Cracking CodeWhisperer: How Developers Actually Use AI in Their IDEs
Cracking CodeWhisperer: Analyzing Developers’ Interactions and Patterns During Programming Tasks, Jeena Javahar, Tanya Budhrani, Manaal Basha, Cleidson R. B. de Souza, Ivan Beschastnikh, and Gema Rodriguez-Pérez, 2025.
How I think about developers and LLMs
We talk a lot about “AI pair programmers,” but it’s still rare to see what that actually looks like in practice. Most studies and benchmarks, like SWE-Bench, focus on output quality instead of how developers work with these tools. This paper looks directly at that gap: what happens inside the IDE when someone codes with an LLM watching over their shoulder.
The authors run two small studies with Amazon’s CodeWhisperer to capture what developers actually do while programming. They record screens, log keystrokes, and classify every action — when people accept suggestions, delete them, write natural-language prompts, or switch focus to other apps.
What they found
Across twenty participants, four patterns emerged:
- Incremental refinement: Accept a suggestion, trim it, rewrite the middle, keep the skeleton.

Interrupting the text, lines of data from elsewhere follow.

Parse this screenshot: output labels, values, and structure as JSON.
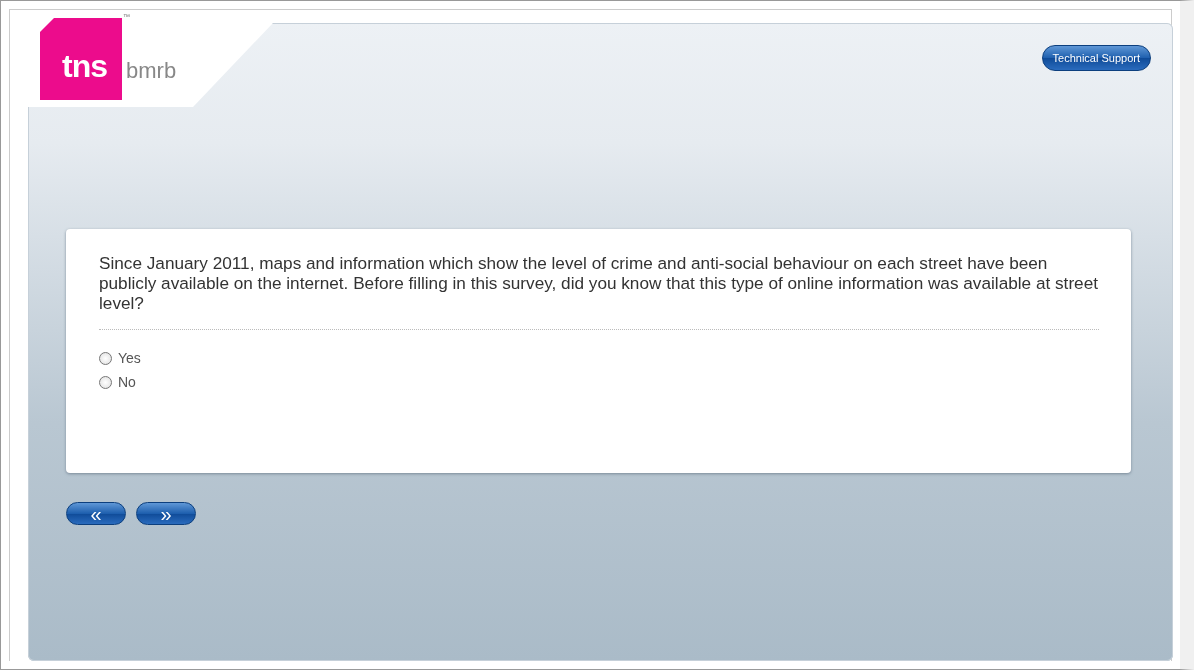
{
  "logo": {
    "mark": "tns",
    "word": "bmrb",
    "trademark": "™"
  },
  "header": {
    "support_button": "Technical Support"
  },
  "question": {
    "text": "Since January 2011, maps and information which show the level of crime and anti-social behaviour on each street have been publicly available on the internet. Before filling in this survey, did you know that this type of online information was available at street level?",
    "options": [
      {
        "label": "Yes",
        "selected": false
      },
      {
        "label": "No",
        "selected": false
      }
    ]
  },
  "navigation": {
    "back": "«",
    "next": "»"
  }
}
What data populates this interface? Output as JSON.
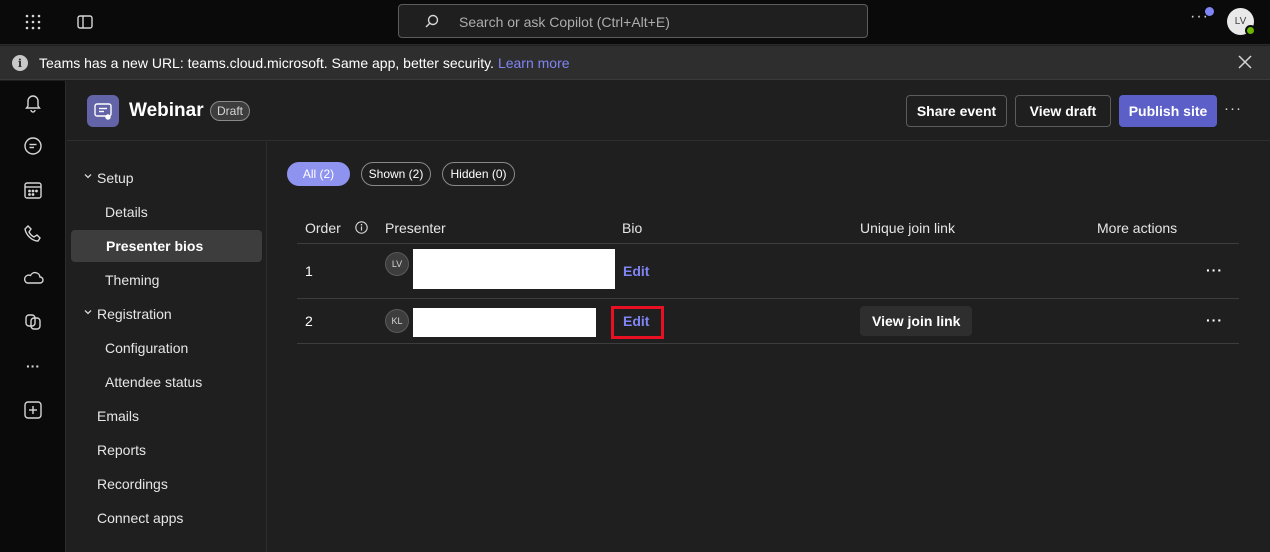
{
  "topbar": {
    "search_placeholder": "Search or ask Copilot (Ctrl+Alt+E)",
    "more_label": "···",
    "avatar_initials": "LV"
  },
  "banner": {
    "message": "Teams has a new URL: teams.cloud.microsoft. Same app, better security.",
    "link": "Learn more"
  },
  "rail": {
    "items": [
      "bell-icon",
      "chat-icon",
      "calendar-icon",
      "calls-icon",
      "onedrive-icon",
      "copilot-icon",
      "more-apps-icon",
      "add-apps-icon"
    ],
    "more_label": "···"
  },
  "header": {
    "title": "Webinar",
    "badge": "Draft",
    "share_label": "Share event",
    "view_draft_label": "View draft",
    "publish_label": "Publish site",
    "more_label": "···"
  },
  "nav": {
    "setup": "Setup",
    "details": "Details",
    "presenter_bios": "Presenter bios",
    "theming": "Theming",
    "registration": "Registration",
    "configuration": "Configuration",
    "attendee_status": "Attendee status",
    "emails": "Emails",
    "reports": "Reports",
    "recordings": "Recordings",
    "connect_apps": "Connect apps"
  },
  "filters": {
    "all": "All (2)",
    "shown": "Shown (2)",
    "hidden": "Hidden (0)"
  },
  "table": {
    "headers": {
      "order": "Order",
      "presenter": "Presenter",
      "bio": "Bio",
      "join_link": "Unique join link",
      "more_actions": "More actions"
    },
    "rows": [
      {
        "order": "1",
        "initials": "LV",
        "edit": "Edit",
        "more": "···"
      },
      {
        "order": "2",
        "initials": "KL",
        "edit": "Edit",
        "join_button": "View join link",
        "more": "···"
      }
    ]
  },
  "colors": {
    "accent": "#7f85f5",
    "primary_button": "#5b5fc7",
    "highlight": "#e81123",
    "background": "#1f1f1f"
  }
}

- Prompting through comments: Write a comment like “create a function that parses the CSV” — half reminder, half incantation.

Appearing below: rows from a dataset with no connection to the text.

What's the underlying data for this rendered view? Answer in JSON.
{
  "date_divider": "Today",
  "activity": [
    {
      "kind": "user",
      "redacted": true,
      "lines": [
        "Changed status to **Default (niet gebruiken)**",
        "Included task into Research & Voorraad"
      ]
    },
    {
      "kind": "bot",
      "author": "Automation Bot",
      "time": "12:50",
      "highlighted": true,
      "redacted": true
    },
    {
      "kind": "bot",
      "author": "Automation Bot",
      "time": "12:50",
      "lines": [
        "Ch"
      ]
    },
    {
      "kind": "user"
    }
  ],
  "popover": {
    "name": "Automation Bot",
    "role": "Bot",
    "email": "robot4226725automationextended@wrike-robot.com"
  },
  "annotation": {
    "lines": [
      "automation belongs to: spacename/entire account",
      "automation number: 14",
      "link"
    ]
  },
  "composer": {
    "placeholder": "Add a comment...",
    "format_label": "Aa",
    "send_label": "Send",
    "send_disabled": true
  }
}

- Scaffolding first: Let the model spit out boilerplate, then fill in the real logic yourself.
- External triangulation: When the model gets lost, alt-tab to docs, Stack Overflow, or another LLM.

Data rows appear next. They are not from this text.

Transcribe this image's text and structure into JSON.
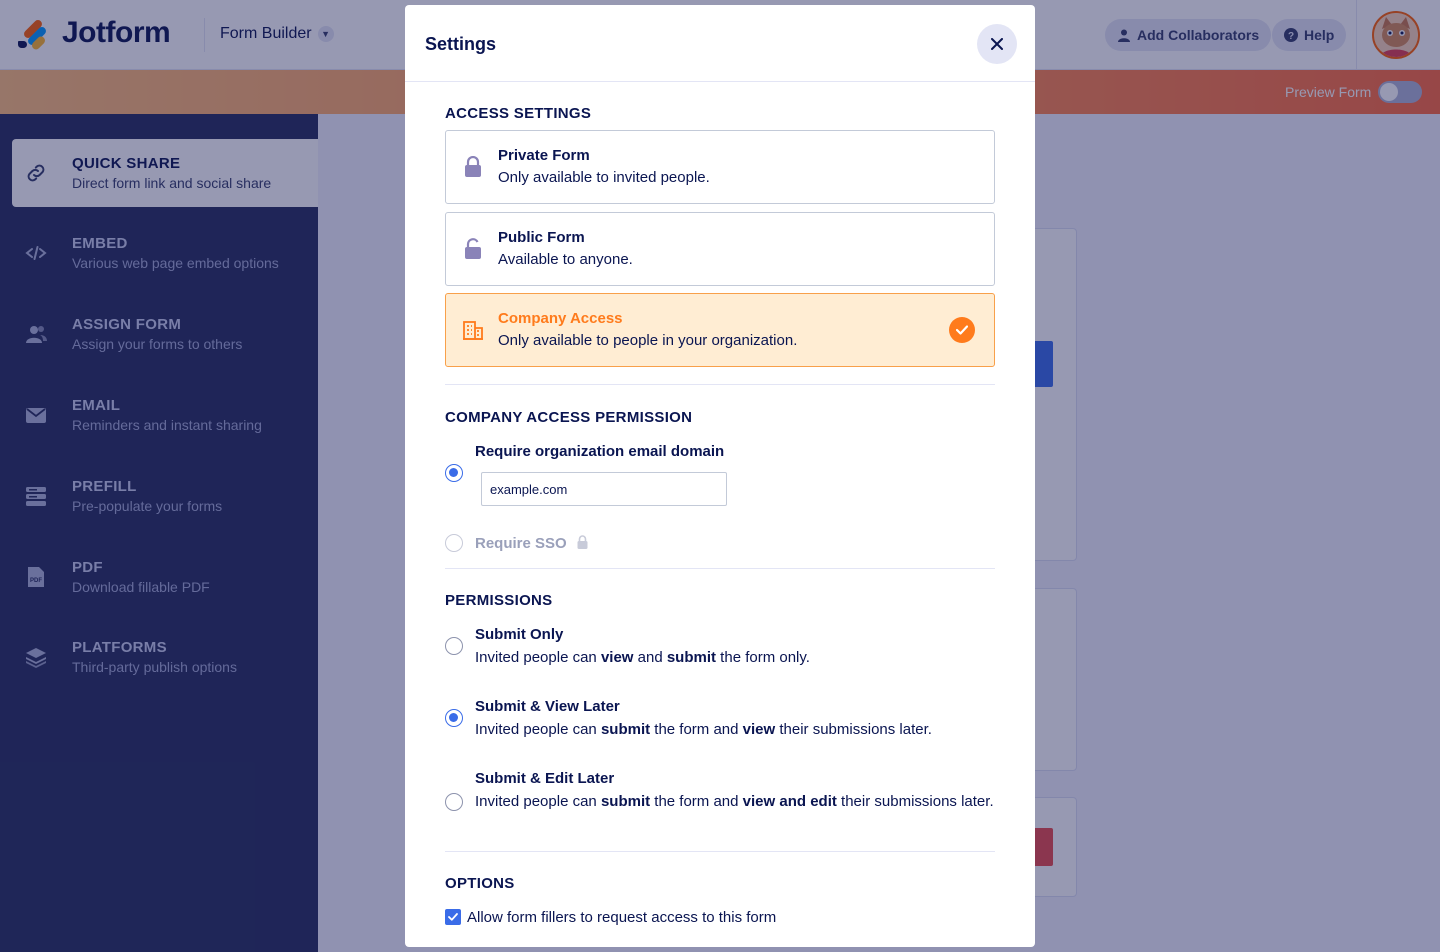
{
  "app": {
    "logo_text": "Jotform",
    "builder_label": "Form Builder",
    "add_collaborators": "Add Collaborators",
    "help": "Help",
    "preview_form": "Preview Form"
  },
  "sidebar": {
    "items": [
      {
        "title": "QUICK SHARE",
        "subtitle": "Direct form link and social share",
        "icon": "link-icon"
      },
      {
        "title": "EMBED",
        "subtitle": "Various web page embed options",
        "icon": "code-icon"
      },
      {
        "title": "ASSIGN FORM",
        "subtitle": "Assign your forms to others",
        "icon": "users-icon"
      },
      {
        "title": "EMAIL",
        "subtitle": "Reminders and instant sharing",
        "icon": "envelope-icon"
      },
      {
        "title": "PREFILL",
        "subtitle": "Pre-populate your forms",
        "icon": "prefill-icon"
      },
      {
        "title": "PDF",
        "subtitle": "Download fillable PDF",
        "icon": "pdf-icon"
      },
      {
        "title": "PLATFORMS",
        "subtitle": "Third-party publish options",
        "icon": "layers-icon"
      }
    ]
  },
  "modal": {
    "title": "Settings",
    "access_settings": {
      "heading": "ACCESS SETTINGS",
      "options": [
        {
          "title": "Private Form",
          "desc": "Only available to invited people.",
          "icon": "lock-icon",
          "selected": false
        },
        {
          "title": "Public Form",
          "desc": "Available to anyone.",
          "icon": "unlock-icon",
          "selected": false
        },
        {
          "title": "Company Access",
          "desc": "Only available to people in your organization.",
          "icon": "building-icon",
          "selected": true
        }
      ]
    },
    "company_access": {
      "heading": "COMPANY ACCESS PERMISSION",
      "require_domain_label": "Require organization email domain",
      "domain_value": "example.com",
      "require_sso_label": "Require SSO"
    },
    "permissions": {
      "heading": "PERMISSIONS",
      "submit_only": {
        "title": "Submit Only",
        "p1": "Invited people can ",
        "b1": "view",
        "p2": " and ",
        "b2": "submit",
        "p3": " the form only."
      },
      "submit_view": {
        "title": "Submit & View Later",
        "p1": "Invited people can ",
        "b1": "submit",
        "p2": " the form and ",
        "b2": "view",
        "p3": " their submissions later."
      },
      "submit_edit": {
        "title": "Submit & Edit Later",
        "p1": "Invited people can ",
        "b1": "submit",
        "p2": " the form and ",
        "b2": "view and edit",
        "p3": " their submissions later."
      }
    },
    "options": {
      "heading": "OPTIONS",
      "allow_request_label": "Allow form fillers to request access to this form"
    }
  },
  "colors": {
    "navy": "#0a1551",
    "sidebar_bg": "#252d5b",
    "accent_blue": "#3a6ce8",
    "accent_orange": "#ff7b1c",
    "selected_bg": "#ffedd3"
  }
}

That last one was especially interesting: developers routinely switched to another model if CodeWhisperer’s output felt off. The AI wasn’t a single assistant — it was one voice in a multi-model workflow. The authors didn’t dwell on this, but ethnographically it’s telling: devs treat LLMs like coworkers with different specialties. “ChatGPT is better at explanations,” “Claude is good at context,” “CodeWhisperer knows AWS.” You pick the right person for the task.
Retention over time
The team didn’t stop at qualitative patterns. They also measured how much AI-generated code survived in the final submission. Depending on the task, between 40% and 70% of the lines the model wrote were still there at the end. The harder the problem, the higher the retention. Maybe it’s trust — or maybe it’s the same dynamic as massive pull requests: people accept what’s there because commenting feels harder than rewriting.
Retention as a metric is underrated. It’s a tangible way to measure how sticky AI code is—something that productivity dashboards and “acceptance rates” mostly miss.
What this says about how we code with AI
A few thoughts that stuck with me:
Developers use LLMs to think, not just to code
Comments-as-prompts aren’t just instructions for the model. Developers externalize intent, use the model to test their own understanding, and leave behind a textual trail of reasoning. In a weird way, the model is helping them think out loud.
Switching models is a trust move
When a developer flips to another LLM, it’s not random. The model violated an expectation (“that’s not what I meant”), so they find another conversational partner. We’ve gone from AI tools to AI colleagues you can swap out when one stops making sense. The switching cost is low, which might explain why there may never be a winner-take-all model. The harder question is whether building new models becomes cheap enough that they turn into commodities.
CodeWhisperer’s role is scaffolding
Most users didn’t copy big chunks verbatim. They treated it as an outline generator, then re-authored key logic by hand. The value wasn’t precision, it was momentum.
The future feels multi-agent
Given how often people switched to ChatGPT or used multiple assistants in parallel, IDEs will likely need multi-model support: per-task routing, “diff views” across models, or model comparison panels.
My random thoughts about the study
- The sample was all students, so the results probably underestimate how experienced developers improvise prompts or blend in external context. I’ll be looking for more papers that cover a broader range of developer experiences.
- Telemetry is great for observing mechanics, but it can’t capture why people behave the way they do. A deeper ethnographic study could surface how social norms shift when teams start coding with AI—how collaboration, review habits, or even mentoring change in ways that telemetry alone can’t show.